Who will be the new Red Clay Consolidated School District Superintendent? It is down to two men. One will lead them after the Red Clay board makes a vote in the coming months. One comes from the district while the other comes from a powerful position in the state.
Hugh Broomall is the Deputy Superintendent for Red Clay. Holding the role since 2010, his experience with the district stretches back to 2004. Broomall began his education career as a special education teacher at the Au Clair school in 1993. Two years later he went to the Terry Children’s Center as a special education teacher from 1995 to 2002. Broomall took on a leadership role as the Assistant Principal at the Charlton School in the Caesar Rodney School District from 2002 to 2004. He came to Red Clay in 2004 as the Principal of the Meadowood Program. Broomall plunged into district work, first as the Manager of Human Resources from 2008-2009 and then as Assistant Superintendent from 2009-2010.
Broomall describes his current role as follows:
Manage a $148 million portfolio of educational programs and
services reaching 18,000 students from pre-k to post-high school.

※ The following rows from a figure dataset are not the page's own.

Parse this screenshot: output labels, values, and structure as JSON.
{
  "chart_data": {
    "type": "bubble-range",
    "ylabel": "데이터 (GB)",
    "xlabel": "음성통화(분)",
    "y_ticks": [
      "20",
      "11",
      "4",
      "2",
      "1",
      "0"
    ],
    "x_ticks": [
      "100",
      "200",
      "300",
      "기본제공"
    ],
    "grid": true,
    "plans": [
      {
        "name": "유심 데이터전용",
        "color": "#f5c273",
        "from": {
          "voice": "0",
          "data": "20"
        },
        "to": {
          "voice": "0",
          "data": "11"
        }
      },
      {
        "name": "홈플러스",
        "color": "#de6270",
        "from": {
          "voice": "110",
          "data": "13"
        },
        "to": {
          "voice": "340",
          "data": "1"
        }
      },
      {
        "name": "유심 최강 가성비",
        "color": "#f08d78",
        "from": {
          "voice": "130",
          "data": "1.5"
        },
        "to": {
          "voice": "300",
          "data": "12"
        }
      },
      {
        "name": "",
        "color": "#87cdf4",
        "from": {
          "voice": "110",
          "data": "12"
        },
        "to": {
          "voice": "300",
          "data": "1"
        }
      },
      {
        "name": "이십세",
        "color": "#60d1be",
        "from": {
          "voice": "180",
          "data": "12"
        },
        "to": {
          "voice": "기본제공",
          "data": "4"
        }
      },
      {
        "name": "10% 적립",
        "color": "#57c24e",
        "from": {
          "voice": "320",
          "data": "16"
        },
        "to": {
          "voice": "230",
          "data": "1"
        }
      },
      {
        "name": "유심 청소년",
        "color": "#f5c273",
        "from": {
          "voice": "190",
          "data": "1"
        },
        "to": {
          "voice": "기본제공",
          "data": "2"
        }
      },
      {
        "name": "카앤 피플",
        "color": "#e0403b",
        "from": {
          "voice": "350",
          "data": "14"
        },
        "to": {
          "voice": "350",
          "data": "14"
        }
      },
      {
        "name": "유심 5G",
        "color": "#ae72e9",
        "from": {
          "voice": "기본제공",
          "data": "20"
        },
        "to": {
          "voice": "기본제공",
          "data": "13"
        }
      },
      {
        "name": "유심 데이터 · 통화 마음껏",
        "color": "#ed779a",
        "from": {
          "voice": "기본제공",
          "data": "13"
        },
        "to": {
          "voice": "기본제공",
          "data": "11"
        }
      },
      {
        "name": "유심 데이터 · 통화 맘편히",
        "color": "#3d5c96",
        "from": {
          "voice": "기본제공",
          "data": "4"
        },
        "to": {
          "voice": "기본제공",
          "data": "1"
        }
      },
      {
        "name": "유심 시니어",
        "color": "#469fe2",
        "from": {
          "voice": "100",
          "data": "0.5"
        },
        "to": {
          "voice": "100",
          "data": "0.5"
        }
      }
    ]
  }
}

Oversee 1,900 employees and 30 schools including traditional
elementary and secondary schools, special education, magnets,
charters and adult education.
Administer over 2/3 of the district’s operating budget with
responsibility for state and federal funding streams (Title I, Title II,
Title III), IDEA, Perkins, Race to the Top, Tuition-Based Programs,
Match Tax, school budgets and department budgets.
Served on core planning team for a successful $119 million capital
referendum. Authored the district’s strategic plan. Established a
school improvement office that has turned around 2 persistently
low-achieving schools in just 2 years. Acted as interim director of
the Curriculum & Instruction department for 8 months.

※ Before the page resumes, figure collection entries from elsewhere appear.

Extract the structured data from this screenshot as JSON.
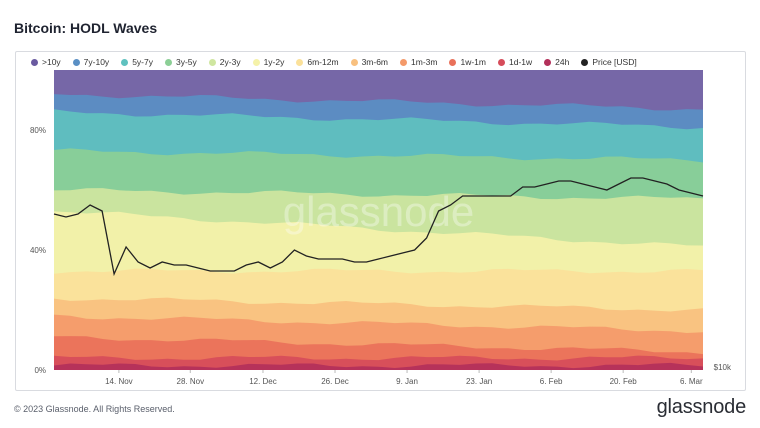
{
  "title": "Bitcoin: HODL Waves",
  "watermark": "glassnode",
  "footer": {
    "copyright": "© 2023 Glassnode. All Rights Reserved.",
    "brand": "glassnode"
  },
  "legend": [
    {
      "label": ">10y",
      "color": "#6a5aa0"
    },
    {
      "label": "7y-10y",
      "color": "#5a8fc4"
    },
    {
      "label": "5y-7y",
      "color": "#5fc1bf"
    },
    {
      "label": "3y-5y",
      "color": "#8ccf96"
    },
    {
      "label": "2y-3y",
      "color": "#cfe6a0"
    },
    {
      "label": "1y-2y",
      "color": "#f5f2a9"
    },
    {
      "label": "6m-12m",
      "color": "#fbe19a"
    },
    {
      "label": "3m-6m",
      "color": "#f8c07f"
    },
    {
      "label": "1m-3m",
      "color": "#f49a6a"
    },
    {
      "label": "1w-1m",
      "color": "#e9715a"
    },
    {
      "label": "1d-1w",
      "color": "#d64c5a"
    },
    {
      "label": "24h",
      "color": "#b3305a"
    },
    {
      "label": "Price [USD]",
      "color": "#222222"
    }
  ],
  "chart_data": {
    "type": "area",
    "title": "Bitcoin: HODL Waves",
    "x_ticks": [
      "14. Nov",
      "28. Nov",
      "12. Dec",
      "26. Dec",
      "9. Jan",
      "23. Jan",
      "6. Feb",
      "20. Feb",
      "6. Mar"
    ],
    "y_ticks": [
      "0%",
      "40%",
      "80%"
    ],
    "right_axis_tick": "$10k",
    "ylim": [
      0,
      100
    ],
    "stacked_series_upper_bounds_percent": [
      {
        "name": "24h",
        "start": 1.5,
        "end": 1.5
      },
      {
        "name": "1d-1w",
        "start": 4,
        "end": 4
      },
      {
        "name": "1w-1m",
        "start": 11,
        "end": 6
      },
      {
        "name": "1m-3m",
        "start": 18,
        "end": 13
      },
      {
        "name": "3m-6m",
        "start": 24,
        "end": 20
      },
      {
        "name": "6m-12m",
        "start": 33,
        "end": 33
      },
      {
        "name": "1y-2y",
        "start": 53,
        "end": 41
      },
      {
        "name": "2y-3y",
        "start": 60,
        "end": 57
      },
      {
        "name": "3y-5y",
        "start": 73,
        "end": 70
      },
      {
        "name": "5y-7y",
        "start": 86,
        "end": 81
      },
      {
        "name": "7y-10y",
        "start": 92,
        "end": 87
      },
      {
        "name": ">10y",
        "start": 100,
        "end": 100
      }
    ],
    "price_line_percent_of_axis": [
      52,
      51,
      52,
      55,
      53,
      32,
      41,
      36,
      34,
      36,
      35,
      35,
      34,
      33,
      33,
      33,
      35,
      36,
      34,
      36,
      40,
      38,
      37,
      37,
      37,
      36,
      36,
      37,
      38,
      39,
      40,
      44,
      53,
      55,
      58,
      58,
      58,
      58,
      58,
      61,
      61,
      62,
      63,
      63,
      62,
      61,
      60,
      62,
      64,
      64,
      63,
      62,
      60,
      59,
      58
    ]
  }
}
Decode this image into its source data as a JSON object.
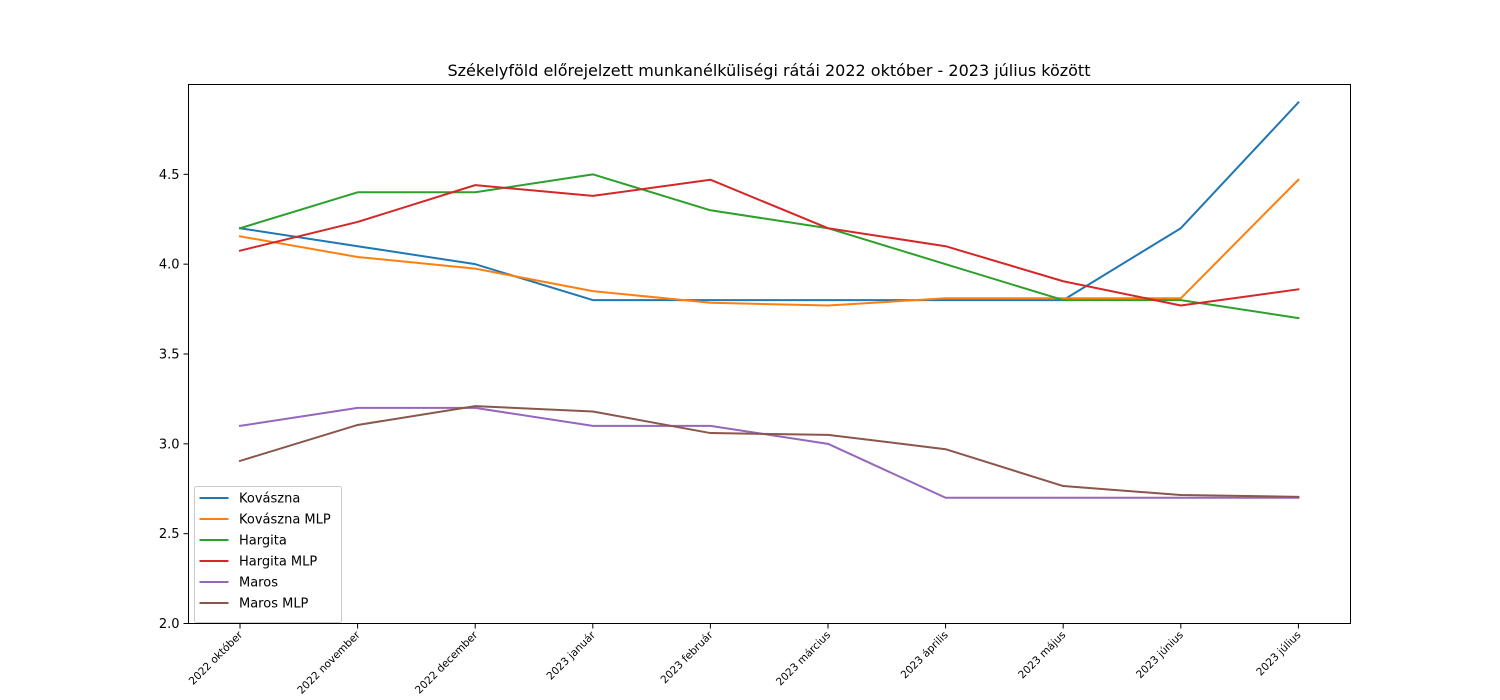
{
  "chart_data": {
    "type": "line",
    "title": "Székelyföld előrejelzett munkanélküliségi rátái 2022 október - 2023 július között",
    "xlabel": "",
    "ylabel": "",
    "categories": [
      "2022 október",
      "2022 november",
      "2022 december",
      "2023 január",
      "2023 február",
      "2023 március",
      "2023 április",
      "2023 május",
      "2023 június",
      "2023 július"
    ],
    "ylim": [
      2.0,
      5.0
    ],
    "yticks": [
      2.0,
      2.5,
      3.0,
      3.5,
      4.0,
      4.5
    ],
    "ytick_labels": [
      "2.0",
      "2.5",
      "3.0",
      "3.5",
      "4.0",
      "4.5"
    ],
    "grid": false,
    "legend_position": "lower-left",
    "series": [
      {
        "name": "Kovászna",
        "color": "#1f77b4",
        "values": [
          4.2,
          4.1,
          4.0,
          3.8,
          3.8,
          3.8,
          3.8,
          3.8,
          4.2,
          4.9
        ]
      },
      {
        "name": "Kovászna MLP",
        "color": "#ff7f0e",
        "values": [
          4.155,
          4.04,
          3.975,
          3.85,
          3.785,
          3.77,
          3.81,
          3.81,
          3.81,
          4.47
        ]
      },
      {
        "name": "Hargita",
        "color": "#2ca02c",
        "values": [
          4.2,
          4.4,
          4.4,
          4.5,
          4.3,
          4.2,
          4.0,
          3.8,
          3.8,
          3.7
        ]
      },
      {
        "name": "Hargita MLP",
        "color": "#d62728",
        "values": [
          4.075,
          4.235,
          4.44,
          4.38,
          4.47,
          4.2,
          4.1,
          3.905,
          3.77,
          3.86
        ]
      },
      {
        "name": "Maros",
        "color": "#9467bd",
        "values": [
          3.1,
          3.2,
          3.2,
          3.1,
          3.1,
          3.0,
          2.7,
          2.7,
          2.7,
          2.7
        ]
      },
      {
        "name": "Maros MLP",
        "color": "#8c564b",
        "values": [
          2.905,
          3.105,
          3.21,
          3.18,
          3.06,
          3.05,
          2.97,
          2.765,
          2.715,
          2.705
        ]
      }
    ]
  }
}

Broomall’s summary on LinkedIn says:
As an educational leader with over 21 years of experience in Delaware as a teacher, a building principal and today, a district leader, I understand the challenges to moving student achievement forward while also navigating the state’s complex education system, adjusting to changes in resources, and engaging the community in an effort to be an innovative school system that delivers academic excellence to all students. …
Dorrell Green is the current Director of Innovation and Improvement for the Delaware Department of Education, a role he has held since August 2017. He began his career as a 6th grade teacher at Bancroft Elementary in the Christina School District in 2000. From there he spent a year as a 4th grade teacher at Stubbs. Green began his leadership leader as the Dean of Students at Stubbs for two years until 2004. The next four years were spent at Bayard Elementary School as Assistant Principal from 2004-2006 and Principal from 2006-2008. From there he moved to Brandywine as Principal of Harlan Elementary School for three and a half years until he took on the role of Director of Elementary Education and Federal Title I Programs at a district level in 2011. That role catapulted Green to the Assistant Superintendent position which he served as until his appointment with the Delaware DOE.
Green describes his current role as:
Support School Improvement Efforts via priority schools initiative and Every Student Succeeds Act (ESSA).
Coordinate implementation of best practices that are proven to support school improvement efforts; research based best practices that are being implemented locally, statewide, regionally and when necessary national models that demonstrate outcome oriented success for urban education.
Convene districts, school leaders and community partners to support schools and families.
Supporting Compassionate Connections and Trauma-Informed Learning/Teaching
Which one will lead Red Clay? Time will tell. The board will vote on February 13th!